Setelah musim debut yang solid di Premier League, Sunderland bersiap untuk berbenah di lini depan. Klub asal Inggris timur laut itu dikabarkan telah mengadakan pembicaraan awal dengan Juventus untuk merekrut penyerang timnas Kanada, Jonathan David, sebagai jawaban atas problem ketajaman yang menghantui mereka sepanjang musim.
Meski berhasil finis di posisi ketujuh dan mengamankan tiket ke Liga Europa musim depan, Sunderland hanya mencetak 42 gol di Premier League—terendah keempat di liga. Angka tersebut menjadi sorotan utama bagi manajer Regis Le Bris, yang sadar bahwa timnya membutuhkan seorang predator di kotak penalti untuk bersaing di level yang lebih tinggi.
Brian Brobbey, yang direkrut dari Ajax pada musim panas lalu, tampil impresif secara fisik dengan tujuh gol dari 31 penampilan. Namun, statistik menunjukkan sisi lain: pemain Belanda berusia 24 tahun itu tercatat membuang 12 peluang emas, menjadikannya salah satu penyerang paling boros di Premier League. Catatan itu bukanlah hal baru, mengingat ia hanya mencetak empat gol di Eredivisie pada musim sebelumnya.
Di sisi lain, Jonathan David datang dengan reputasi yang jauh lebih mentereng. Meski musim perdananya di Juventus tidak secemerlang saat di Lille—ia hanya mencetak delapan gol dan lima assist—pemain berusia 26 tahun itu tetap mencatatkan kontribusi gol yang lebih baik daripada Brobbey. Scout U23 Antonio Mango bahkan pernah menyebut angka produktivitas David sebagai "insane" (gila) setelah melihat konsistensinya di Ligue 1.

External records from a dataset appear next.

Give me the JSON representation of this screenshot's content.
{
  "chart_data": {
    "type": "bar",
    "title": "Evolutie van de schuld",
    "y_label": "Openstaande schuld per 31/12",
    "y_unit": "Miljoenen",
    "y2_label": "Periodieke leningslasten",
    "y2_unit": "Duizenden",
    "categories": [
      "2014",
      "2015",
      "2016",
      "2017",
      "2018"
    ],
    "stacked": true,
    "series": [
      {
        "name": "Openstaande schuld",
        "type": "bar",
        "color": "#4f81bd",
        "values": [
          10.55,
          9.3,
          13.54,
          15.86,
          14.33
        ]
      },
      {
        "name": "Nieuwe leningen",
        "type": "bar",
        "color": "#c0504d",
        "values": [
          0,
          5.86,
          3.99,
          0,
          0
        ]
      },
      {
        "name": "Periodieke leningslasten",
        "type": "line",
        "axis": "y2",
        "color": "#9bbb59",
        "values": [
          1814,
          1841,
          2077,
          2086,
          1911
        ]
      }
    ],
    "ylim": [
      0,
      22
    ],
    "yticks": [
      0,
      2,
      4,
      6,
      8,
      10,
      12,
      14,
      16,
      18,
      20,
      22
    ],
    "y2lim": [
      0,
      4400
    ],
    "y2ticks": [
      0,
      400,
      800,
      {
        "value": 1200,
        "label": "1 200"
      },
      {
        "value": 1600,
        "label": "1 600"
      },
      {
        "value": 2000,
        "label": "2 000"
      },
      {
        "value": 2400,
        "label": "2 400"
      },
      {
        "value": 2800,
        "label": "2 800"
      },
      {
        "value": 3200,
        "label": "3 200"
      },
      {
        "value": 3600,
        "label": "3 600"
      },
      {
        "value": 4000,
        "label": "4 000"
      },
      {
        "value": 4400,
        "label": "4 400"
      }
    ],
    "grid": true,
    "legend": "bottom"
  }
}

David telah membuktikan diri sebagai mesin gol yang andal di level tertinggi Eropa. Selama lima musim bersama Lille, ia selalu mencetak setidaknya 13 gol per musim di semua kompetisi, termasuk 77 gol dalam tiga tahun terakhirnya. Catatan itu kontras dengan Brobbey yang belum pernah menembus angka tujuh gol di liga utama Eropa dan melewatkan 61 peluang besar dalam dua musim terakhirnya di Belanda.
Bagi Sunderland, mendatangkan David bukan sekadar menambah opsi, melainkan sebuah pernyataan ambisi. Dengan Brobbey yang masih bisa menjadi pemain rotasi berkualitas di Liga Europa, kehadiran David diharapkan mampu menyelesaikan masalah produktivitas yang menghambat langkah tim. Le Bris dan jajaran rekrutmen Sunderland telah menunjukkan kecerdasan mereka di bursa transfer sebelumnya—kini tantangan mereka adalah mewujudkan transfer yang bisa membawa klub ke level berikutnya.
Pertanyaan besarnya: akankah Juventus melepas David dengan harga yang terjangkau, atau Sunderland harus bersaing dengan klub-klub Eropa lain yang juga mengincar jasa sang penyerang? Jawabannya akan menentukan apakah The Black Cats benar-benar siap untuk bersaing di papan atas Premier League musim depan.